State programs vary considerably. In North Dakota, for example, a person can get a learner's permit at age 14, and there are no restrictions on the number of passengers an intermediate-stage driver can have in the car, according to the insurance institute. New Jersey residents, by contrast, must be at least 16 to get a learner's permit, and they can't drive unsupervised with more than one passenger in the car until they get their unrestricted license at age 18.

States have also moved to address distracted driving, a problem for both new and experienced drivers. Forty-four states and the District ban text messaging by novice drivers (39 states and the District ban texting by all drivers), and 32 states and the District ban all cellphone use by novice drivers, according to the Governors Highway Safety Association.

After eight years of declining fatalities, teen motor vehicle crash deaths rose 11 percentto 211 in the first six months of 2011 compared with the same period the previous year, according to preliminary data from the association, which represents state highway safety offices.

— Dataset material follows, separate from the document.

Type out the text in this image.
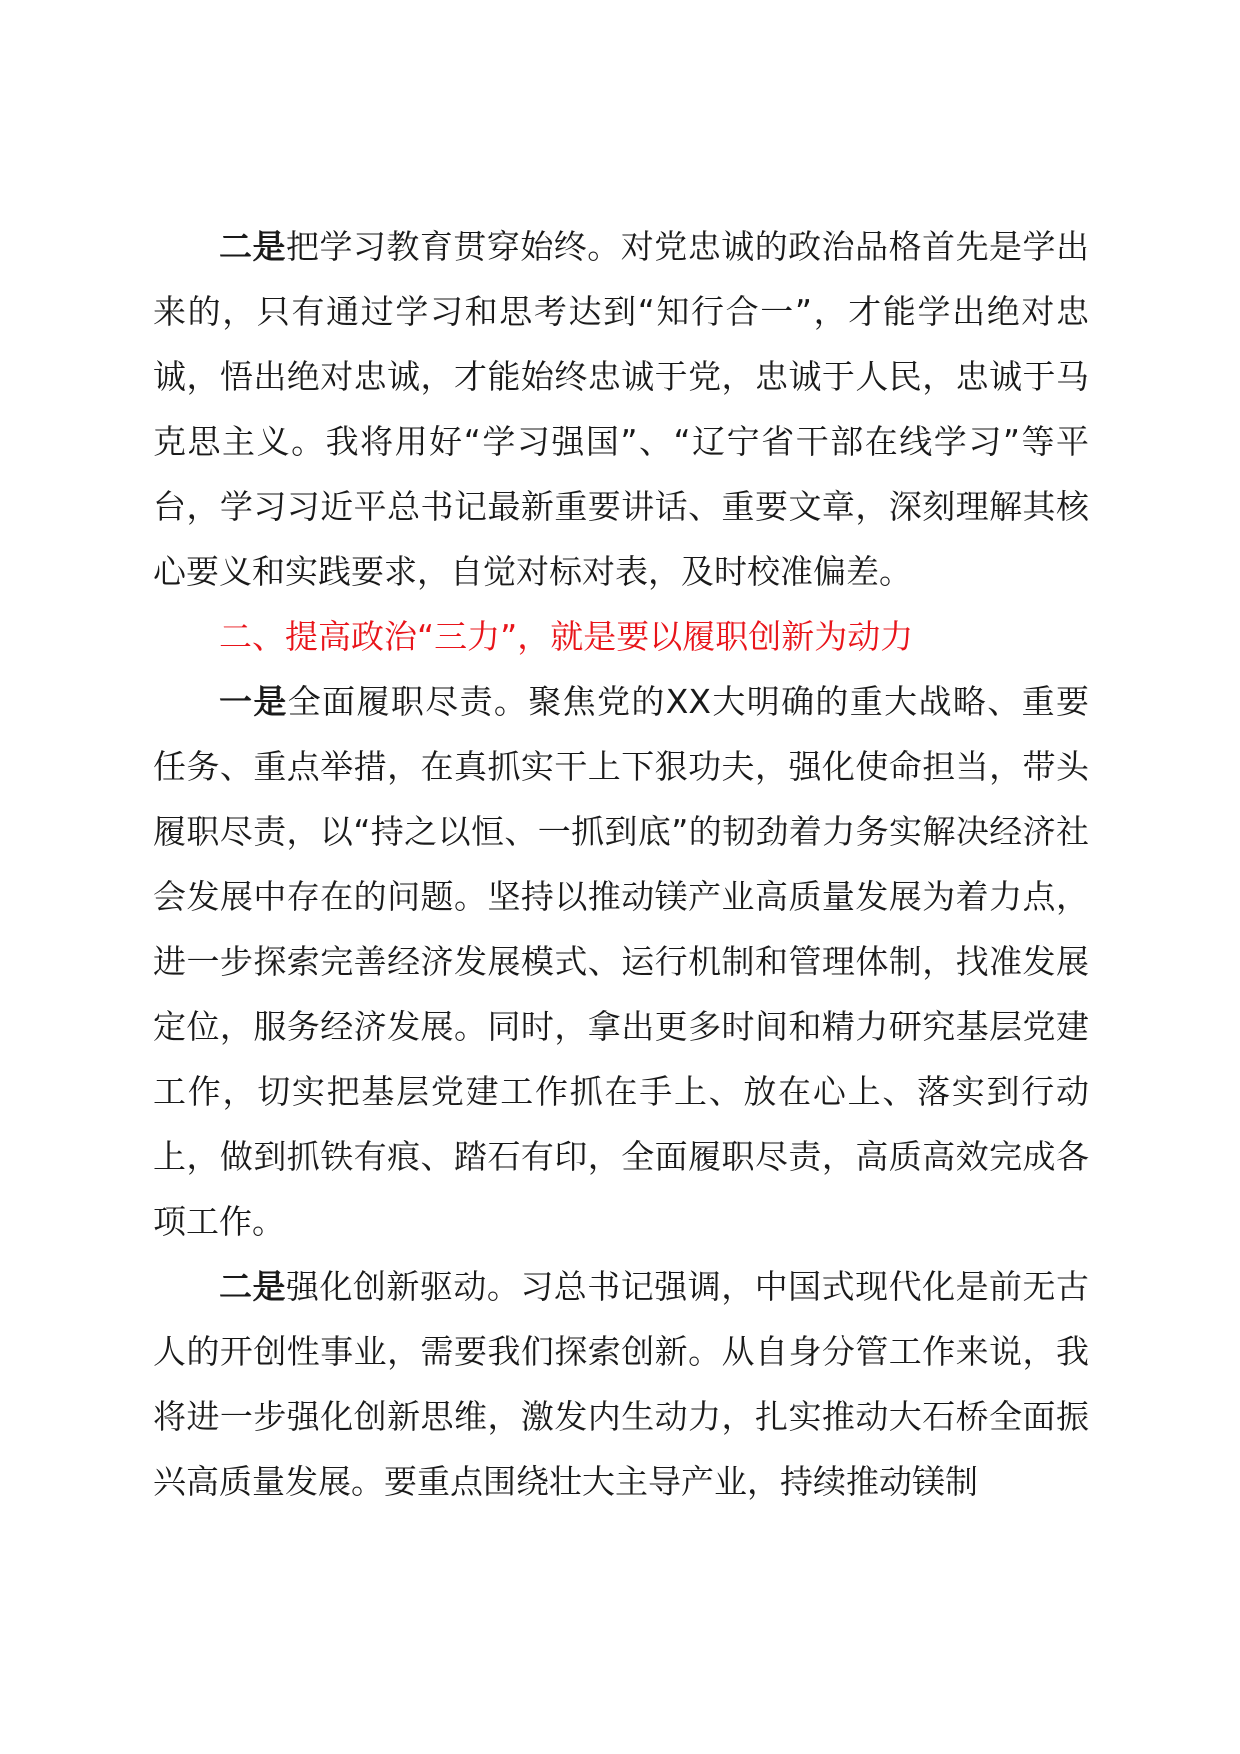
二是把学习教育贯穿始终。对党忠诚的政治品格首先是学出来的，只有通过学习和思考达到“知行合一”，才能学出绝对忠诚，悟出绝对忠诚，才能始终忠诚于党，忠诚于人民，忠诚于马克思主义。我将用好“学习强国”、“辽宁省干部在线学习”等平台，学习习近平总书记最新重要讲话、重要文章，深刻理解其核心要义和实践要求，自觉对标对表，及时校准偏差。

二、提高政治“三力”，就是要以履职创新为动力

一是全面履职尽责。聚焦党的XX大明确的重大战略、重要任务、重点举措，在真抓实干上下狠功夫，强化使命担当，带头履职尽责，以“持之以恒、一抓到底”的韧劲着力务实解决经济社会发展中存在的问题。坚持以推动镁产业高质量发展为着力点，进一步探索完善经济发展模式、运行机制和管理体制，找准发展定位，服务经济发展。同时，拿出更多时间和精力研究基层党建工作，切实把基层党建工作抓在手上、放在心上、落实到行动上，做到抓铁有痕、踏石有印，全面履职尽责，高质高效完成各项工作。

二是强化创新驱动。习总书记强调，中国式现代化是前无古人的开创性事业，需要我们探索创新。从自身分管工作来说，我将进一步强化创新思维，激发内生动力，扎实推动大石桥全面振兴高质量发展。要重点围绕壮大主导产业，持续推动镁制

The explanation might be as simple as an increase in the number of teens who are driving as economic conditions improve, says Barbara Harsha, the association's executive director. Other experts speculated that the increase could also mean that current teen driver safety programs may have achieved all they can.

And graduated driver licensing programs, even strong ones, may have their limitations.

A study published last year in the Journal of the American Medical Association examined the incidence of fatal crashes between 1986 and 2007 involving drivers between ages 16 and 19. It estimated that 1,348 fewer fatal crashes involving 16-year-old drivers occurred during that time because of graduated licensing programs than would have occurred without them. But the study also estimated that there were 1,086 more fatal crashes involving 18-year-old drivers over the same period, largely offsetting the improvements for younger drivers.

What's going on? One theory is that teenagers may be waiting until they turn 18 to get their license, bypassing the restrictions of the graduated licensing system altogether. They then have full license privileges, but they're as inexperienced as a 16-year-old.

"We know that new drivers have more crashes than more experienced ones," says John Ulczycki, group vice president at the National Safety Council, an advocacy group.

Still, safety experts are encouraged that the new highway law provides $46 million for incentive grants for states to implement or strengthen distracted-driving programs for all drivers over the next two years. It also includes $27 million for states that adopt certain standards, including prohibiting cellphone use or communicating by device in non-emergency situations, for their graduated licensing programs.

This marks the first time the federal government has spelled out such standards. States can use the grant money for education, training and enforcement, among other things.

"We're offering a carrot" to states to strengthen their laws, says Jackie Gillan, president of Advocates for Highway and Auto Safety, an advocacy group. "This was a big step forward," she says.